Each panelist in this presentation represents different aspects of the dialogue but all have worked their way through systemic and overt racism to build relationships of trust. Their collective work offers a model for decolonising the artform and for creating moving performances that transform performers and audiences alike.
Elise Bradley is Artistic Director of the Toronto Children’s Chorus. A passionate musician, award-winning conductor, and internationally respected adjudicator and clinician, she served for many years as the Head of Department, Music at Westlake Girls’ High School in Auckland, New Zealand, where she founded the internationally award-winning Key Cygnetures choir in 1992, and where she also received both regional and national awards for Excellence in Teaching.

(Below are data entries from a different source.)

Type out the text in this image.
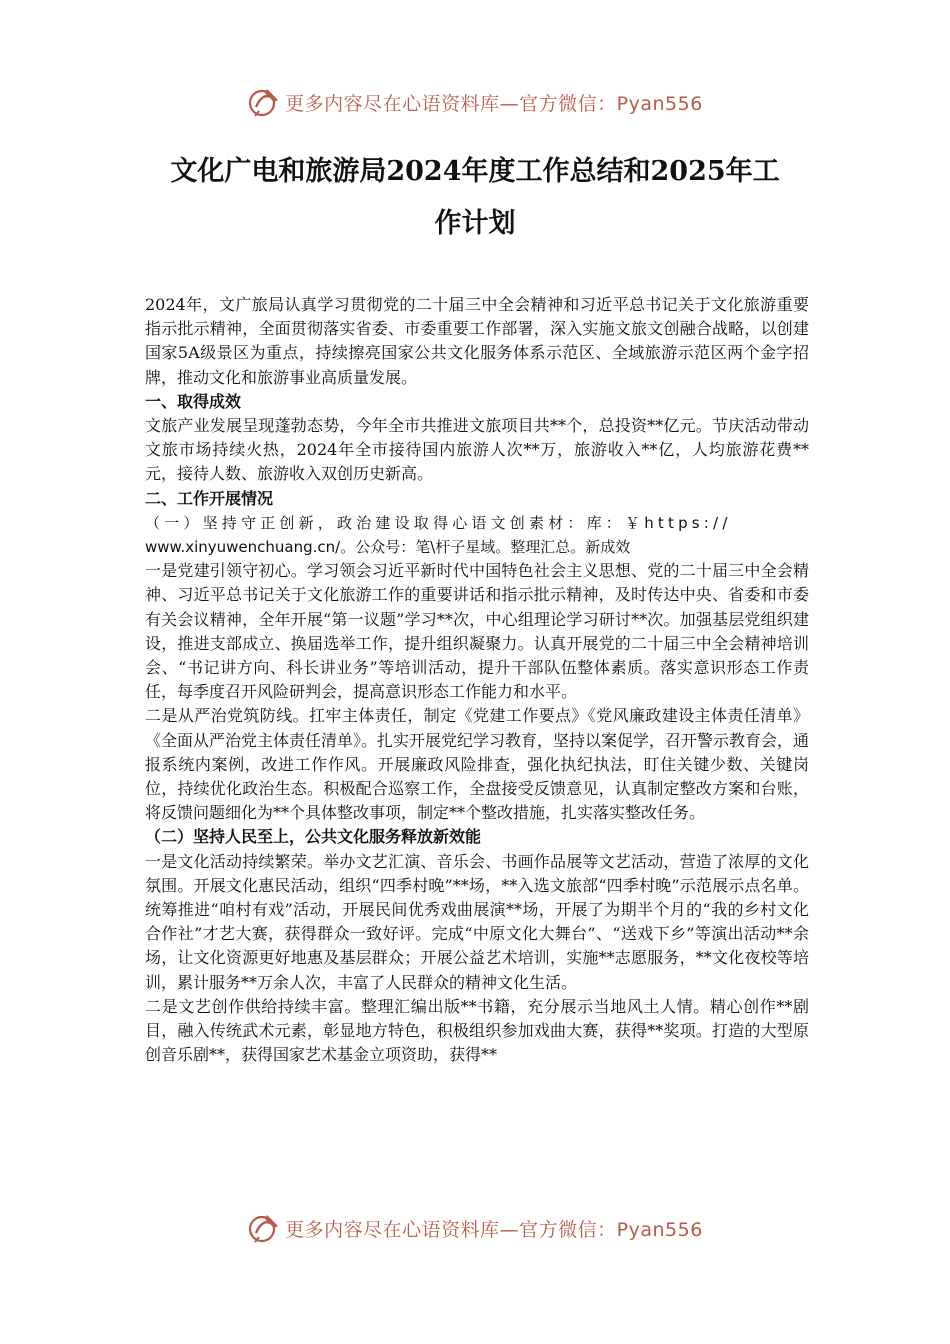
更多内容尽在心语资料库—官方微信：Pyan556
文化广电和旅游局2024年度工作总结和2025年工
作计划

2024年，文广旅局认真学习贯彻党的二十届三中全会精神和习近平总书记关于文化旅游重要指示批示精神，全面贯彻落实省委、市委重要工作部署，深入实施文旅文创融合战略，以创建国家5A级景区为重点，持续擦亮国家公共文化服务体系示范区、全域旅游示范区两个金字招牌，推动文化和旅游事业高质量发展。

一、取得成效

文旅产业发展呈现蓬勃态势，今年全市共推进文旅项目共**个，总投资**亿元。节庆活动带动文旅市场持续火热，2024年全市接待国内旅游人次**万，旅游收入**亿，人均旅游花费**元，接待人数、旅游收入双创历史新高。

二、工作开展情况

（一）坚持守正创新，政治建设取得心语文创素材：库：￥https://
www.xinyuwenchuang.cn/。公众号：笔\杆子星域。整理汇总。新成效

一是党建引领守初心。学习领会习近平新时代中国特色社会主义思想、党的二十届三中全会精神、习近平总书记关于文化旅游工作的重要讲话和指示批示精神，及时传达中央、省委和市委有关会议精神，全年开展“第一议题”学习**次，中心组理论学习研讨**次。加强基层党组织建设，推进支部成立、换届选举工作，提升组织凝聚力。认真开展党的二十届三中全会精神培训会、“书记讲方向、科长讲业务”等培训活动，提升干部队伍整体素质。落实意识形态工作责任，每季度召开风险研判会，提高意识形态工作能力和水平。

二是从严治党筑防线。扛牢主体责任，制定《党建工作要点》《党风廉政建设主体责任清单》《全面从严治党主体责任清单》。扎实开展党纪学习教育，坚持以案促学，召开警示教育会，通报系统内案例，改进工作作风。开展廉政风险排查，强化执纪执法，盯住关键少数、关键岗位，持续优化政治生态。积极配合巡察工作，全盘接受反馈意见，认真制定整改方案和台账，将反馈问题细化为**个具体整改事项，制定**个整改措施，扎实落实整改任务。

（二）坚持人民至上，公共文化服务释放新效能

一是文化活动持续繁荣。举办文艺汇演、音乐会、书画作品展等文艺活动，营造了浓厚的文化氛围。开展文化惠民活动，组织“四季村晚”**场，**入选文旅部“四季村晚”示范展示点名单。统筹推进“咱村有戏”活动，开展民间优秀戏曲展演**场，开展了为期半个月的“我的乡村文化合作社”才艺大赛，获得群众一致好评。完成“中原文化大舞台”、“送戏下乡”等演出活动**余场，让文化资源更好地惠及基层群众；开展公益艺术培训，实施**志愿服务，**文化夜校等培训，累计服务**万余人次，丰富了人民群众的精神文化生活。

二是文艺创作供给持续丰富。整理汇编出版**书籍，充分展示当地风土人情。精心创作**剧目，融入传统武术元素，彰显地方特色，积极组织参加戏曲大赛，获得**奖项。打造的大型原创音乐剧**，获得国家艺术基金立项资助，获得**

更多内容尽在心语资料库—官方微信：Pyan556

For many years, she was a member and soloist with the Voices New Zealand Chamber Choir and, from 2000 to 2007, she also directed the New Zealand Secondary Students' Choir, which won a number of awards in Canada and China. In May 2018, Elise was made a Member of the New Zealand Order of Merit (MNZM), a Royal Honour awarded in recognition of her services to Music in her homeland.
Under her directorship since 2007, the Toronto Children’s Chorus has been recognised for its high standard of performance and its challenging and eclectic treble repertoire that spans diverse cultures, languages, and traditions. Bradley has led the Chamber Choir on eight international tours.
Elise Bradley has collaborated in performance with such prominent figures as Krzysztof Penderecki, Christopher Plummer, Gordon Pinsent, Charles Dutoit, Yannick Nézet-Séguin, Peter Oundjian, Sir David Willcocks and Sir Andrew Davis.